We already have a lot of mature logging systems like - Kibana, datadog etc.

Few points that you need to take care of while instrumenting logs in your application is

  • Make sure you are not logging sensitive information like passwords, OTP etc.

  • Make sure your log definition is precise, (could cause memory & cost issues)

  • Have a proper archive strategy for data.

metrics

Metrics is something you love if you are in a senior role. Metrics gives you a birds' eye view of your systems and API. we track the occurrence of an event, counting of items, the time taken to perform an action or to report the current value of a resource (CPU, memory, etc.).

A great tool for metrics would be Grafana. (There are many more)

While on metrics it is also useful to talk about some popular jargon we use while reading metrics -

Bandwidth - bandwidth is a theoretical system capacity definition. in contrast with throughput which is the actual capacity exhibited by the system. bandwidth is maxed throughput the system can have.

Latency - latency is generally the response time of your system. low latency is something we seek as system owners.

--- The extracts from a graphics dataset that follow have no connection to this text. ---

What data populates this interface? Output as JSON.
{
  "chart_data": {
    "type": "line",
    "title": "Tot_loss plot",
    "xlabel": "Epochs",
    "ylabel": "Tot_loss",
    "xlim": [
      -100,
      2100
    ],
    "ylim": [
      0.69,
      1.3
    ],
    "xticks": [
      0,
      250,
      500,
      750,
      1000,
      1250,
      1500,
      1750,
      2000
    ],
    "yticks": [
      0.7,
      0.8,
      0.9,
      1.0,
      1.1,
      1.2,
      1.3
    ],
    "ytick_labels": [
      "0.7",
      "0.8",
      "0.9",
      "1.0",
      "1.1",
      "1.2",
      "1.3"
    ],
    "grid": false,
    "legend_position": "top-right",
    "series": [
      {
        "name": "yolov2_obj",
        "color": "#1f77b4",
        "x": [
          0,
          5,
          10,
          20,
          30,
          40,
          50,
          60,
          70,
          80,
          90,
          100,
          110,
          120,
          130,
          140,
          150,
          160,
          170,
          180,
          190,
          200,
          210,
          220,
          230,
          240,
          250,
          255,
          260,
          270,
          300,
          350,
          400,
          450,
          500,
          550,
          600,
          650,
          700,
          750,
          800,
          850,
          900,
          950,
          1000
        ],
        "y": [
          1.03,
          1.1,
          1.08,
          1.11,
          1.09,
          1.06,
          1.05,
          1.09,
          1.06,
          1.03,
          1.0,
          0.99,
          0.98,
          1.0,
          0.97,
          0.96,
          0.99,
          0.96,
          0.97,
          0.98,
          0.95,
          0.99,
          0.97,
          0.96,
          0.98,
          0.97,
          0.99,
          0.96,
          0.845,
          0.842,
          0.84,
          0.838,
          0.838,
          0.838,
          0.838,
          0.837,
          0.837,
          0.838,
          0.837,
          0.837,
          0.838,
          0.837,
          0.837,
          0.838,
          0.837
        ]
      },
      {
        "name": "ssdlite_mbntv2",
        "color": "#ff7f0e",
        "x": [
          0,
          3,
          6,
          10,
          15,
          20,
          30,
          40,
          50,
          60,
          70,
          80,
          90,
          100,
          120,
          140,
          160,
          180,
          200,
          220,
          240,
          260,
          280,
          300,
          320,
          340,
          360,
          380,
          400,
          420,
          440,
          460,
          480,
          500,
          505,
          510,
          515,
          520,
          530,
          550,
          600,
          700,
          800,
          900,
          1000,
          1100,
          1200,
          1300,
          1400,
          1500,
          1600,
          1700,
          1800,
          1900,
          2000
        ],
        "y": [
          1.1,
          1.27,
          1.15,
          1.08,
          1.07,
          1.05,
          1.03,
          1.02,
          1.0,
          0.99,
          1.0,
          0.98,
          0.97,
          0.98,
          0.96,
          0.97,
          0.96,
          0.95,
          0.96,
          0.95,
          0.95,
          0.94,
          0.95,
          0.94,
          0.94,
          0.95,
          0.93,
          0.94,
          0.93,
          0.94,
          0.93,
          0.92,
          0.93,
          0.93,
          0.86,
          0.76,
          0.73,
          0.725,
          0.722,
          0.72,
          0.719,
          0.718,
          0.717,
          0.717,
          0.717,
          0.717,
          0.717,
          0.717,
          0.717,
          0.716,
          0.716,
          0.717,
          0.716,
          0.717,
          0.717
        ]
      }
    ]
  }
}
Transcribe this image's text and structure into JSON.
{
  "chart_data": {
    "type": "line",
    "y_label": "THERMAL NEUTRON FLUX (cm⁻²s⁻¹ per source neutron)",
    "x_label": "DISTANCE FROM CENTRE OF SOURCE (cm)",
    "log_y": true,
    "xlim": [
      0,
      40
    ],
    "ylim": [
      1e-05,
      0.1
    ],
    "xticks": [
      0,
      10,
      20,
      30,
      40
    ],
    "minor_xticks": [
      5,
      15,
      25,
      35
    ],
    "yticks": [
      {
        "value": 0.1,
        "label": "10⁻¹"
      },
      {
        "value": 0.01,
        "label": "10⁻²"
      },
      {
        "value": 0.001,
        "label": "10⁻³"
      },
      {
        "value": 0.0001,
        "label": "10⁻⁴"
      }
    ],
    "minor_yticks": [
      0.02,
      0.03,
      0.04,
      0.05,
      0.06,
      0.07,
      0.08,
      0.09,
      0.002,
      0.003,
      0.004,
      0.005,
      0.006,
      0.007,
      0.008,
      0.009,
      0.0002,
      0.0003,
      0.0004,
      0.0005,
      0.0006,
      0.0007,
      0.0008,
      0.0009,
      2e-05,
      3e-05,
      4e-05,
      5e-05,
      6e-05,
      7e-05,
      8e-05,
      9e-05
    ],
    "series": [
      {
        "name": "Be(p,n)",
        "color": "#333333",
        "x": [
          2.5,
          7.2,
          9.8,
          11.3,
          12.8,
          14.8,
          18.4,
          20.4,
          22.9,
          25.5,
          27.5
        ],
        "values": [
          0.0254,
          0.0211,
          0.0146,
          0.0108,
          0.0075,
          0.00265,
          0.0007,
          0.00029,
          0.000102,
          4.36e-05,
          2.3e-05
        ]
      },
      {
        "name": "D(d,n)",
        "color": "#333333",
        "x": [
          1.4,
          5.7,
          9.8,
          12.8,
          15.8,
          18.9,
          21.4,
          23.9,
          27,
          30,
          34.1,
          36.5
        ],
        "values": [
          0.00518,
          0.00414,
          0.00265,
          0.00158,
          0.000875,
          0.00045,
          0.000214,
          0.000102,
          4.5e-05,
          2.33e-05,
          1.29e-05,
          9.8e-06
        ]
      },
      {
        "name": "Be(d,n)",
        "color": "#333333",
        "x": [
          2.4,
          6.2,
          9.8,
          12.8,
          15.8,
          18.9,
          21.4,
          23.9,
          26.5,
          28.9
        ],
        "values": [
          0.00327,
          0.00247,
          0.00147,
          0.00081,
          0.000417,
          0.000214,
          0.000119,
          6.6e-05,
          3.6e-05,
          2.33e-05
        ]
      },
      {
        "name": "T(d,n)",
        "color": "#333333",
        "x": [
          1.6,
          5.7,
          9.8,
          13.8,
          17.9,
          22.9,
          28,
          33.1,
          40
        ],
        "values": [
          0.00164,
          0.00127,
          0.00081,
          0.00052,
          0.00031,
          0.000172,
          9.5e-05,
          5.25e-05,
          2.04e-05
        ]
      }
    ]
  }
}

High latency is frequently caused by a transmission channel, propagation, routing, and storage delay. A few things we can do to minimize it include moving API to HTTP2, making fewer calls to other APIs, using CDN, and caching in browsers.

common latency representation

usually, we use p90, p95 & p99 notions to represent the accurate latency

p99 or 99th percentile, which means that 99% of the requests should be faster than the given latency. In other words, only 1% of the requests are expected to be slower.

A good read - https://www.enjoyalgorithms.com/blog/latency-in-system-design

Throughput - It usually tells you the rate of a system at which it can process requests. as system owners, high throughput is what we strive.

We face a lot of hardware and cost limitations in achieving high throughput.

A good read - https://www.enjoyalgorithms.com/blog/throughput-in-system-design

trace

trace gives us visibility into how a request is processed across multiple services in a microservices environment. Every trace needs to have a unique identifier associated with it. Elastic APM agents we commonly used to trace (again there are many more).

trace gives you a holistic view of any API Journey.

This three-pillar will enable you in doing a primary investigation for any error or product issue, as well as gathering information about any user/event/action.